Inital Research Repository. Most recent code should be with NuPIC.
SimHash Distributed Document Encoder (SHaDDE)
Using the same approch as the recent SimHash Scalar Encoder, there is now a version available which can encode Documents.
This also uses a Locality-Sensitive Hashing approach towards encoding semantic document text data into Sparse Distributed Representations, ready to be fed into an Hierarchical Temporal Memory, like NuPIC by Numenta. This uses the SimHash algorithm to accomplish this. LSH and SimHash come from the world of nearest-neighbor document similarity searching.

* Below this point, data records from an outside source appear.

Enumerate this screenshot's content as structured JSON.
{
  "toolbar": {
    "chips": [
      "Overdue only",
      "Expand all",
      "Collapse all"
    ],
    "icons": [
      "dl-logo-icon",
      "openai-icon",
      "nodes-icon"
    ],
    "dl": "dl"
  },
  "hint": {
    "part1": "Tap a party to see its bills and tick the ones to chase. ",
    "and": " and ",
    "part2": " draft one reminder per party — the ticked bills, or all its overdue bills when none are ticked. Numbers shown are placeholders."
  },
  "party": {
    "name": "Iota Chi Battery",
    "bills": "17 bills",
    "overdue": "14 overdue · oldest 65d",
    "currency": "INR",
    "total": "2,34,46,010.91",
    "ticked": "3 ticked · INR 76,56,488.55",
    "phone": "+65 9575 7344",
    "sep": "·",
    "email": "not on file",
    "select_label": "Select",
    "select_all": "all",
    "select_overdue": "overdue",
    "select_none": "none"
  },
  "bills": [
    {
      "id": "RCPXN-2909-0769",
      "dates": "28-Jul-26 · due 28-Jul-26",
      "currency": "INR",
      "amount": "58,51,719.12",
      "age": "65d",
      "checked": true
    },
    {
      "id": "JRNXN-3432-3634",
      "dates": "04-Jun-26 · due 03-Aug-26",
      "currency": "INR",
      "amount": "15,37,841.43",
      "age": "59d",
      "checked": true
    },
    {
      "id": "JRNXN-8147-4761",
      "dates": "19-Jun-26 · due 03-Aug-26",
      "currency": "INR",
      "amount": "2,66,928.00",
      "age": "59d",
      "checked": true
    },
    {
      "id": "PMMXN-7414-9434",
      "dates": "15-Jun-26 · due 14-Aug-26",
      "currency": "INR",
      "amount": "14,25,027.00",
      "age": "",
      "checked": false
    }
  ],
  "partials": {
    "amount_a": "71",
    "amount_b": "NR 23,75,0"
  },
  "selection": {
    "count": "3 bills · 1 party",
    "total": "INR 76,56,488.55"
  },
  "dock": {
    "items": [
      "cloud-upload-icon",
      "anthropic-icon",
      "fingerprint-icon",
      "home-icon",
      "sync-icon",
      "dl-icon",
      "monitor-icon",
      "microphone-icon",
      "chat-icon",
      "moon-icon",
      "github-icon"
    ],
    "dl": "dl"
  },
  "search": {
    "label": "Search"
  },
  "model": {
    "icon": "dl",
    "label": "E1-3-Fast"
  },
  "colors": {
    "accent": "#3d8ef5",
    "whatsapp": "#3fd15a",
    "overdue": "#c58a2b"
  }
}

Document Tokens are supplied with opitional weighting values. We generate a SHA-3 hash digest for each word token (using SHAKE256 to get a variable-width digest output size). The hashes for a document are combined into a sparse SimHash. Documents that are semantically similar will have similar encodings. Dissimilar documents will have very different encodings from each other. Similarity is defined as binary distance between strings, there is no kind of linguistic semantic understanding. You'll want http://cortical.io for that.
How It Works
- Take a document, split up the words, and hash each.
- You can optionally add weights to the word hashes of your document.
- Combine the hashes into a sparse SimHash for the document (same method as SimHash Scalar encoder).
- Change each word from being a hash, to being a simhash created from the hashes of each letter in the word. This way, near-spellings will be considered similar ("eat" vs. "eats"), which they currently are not.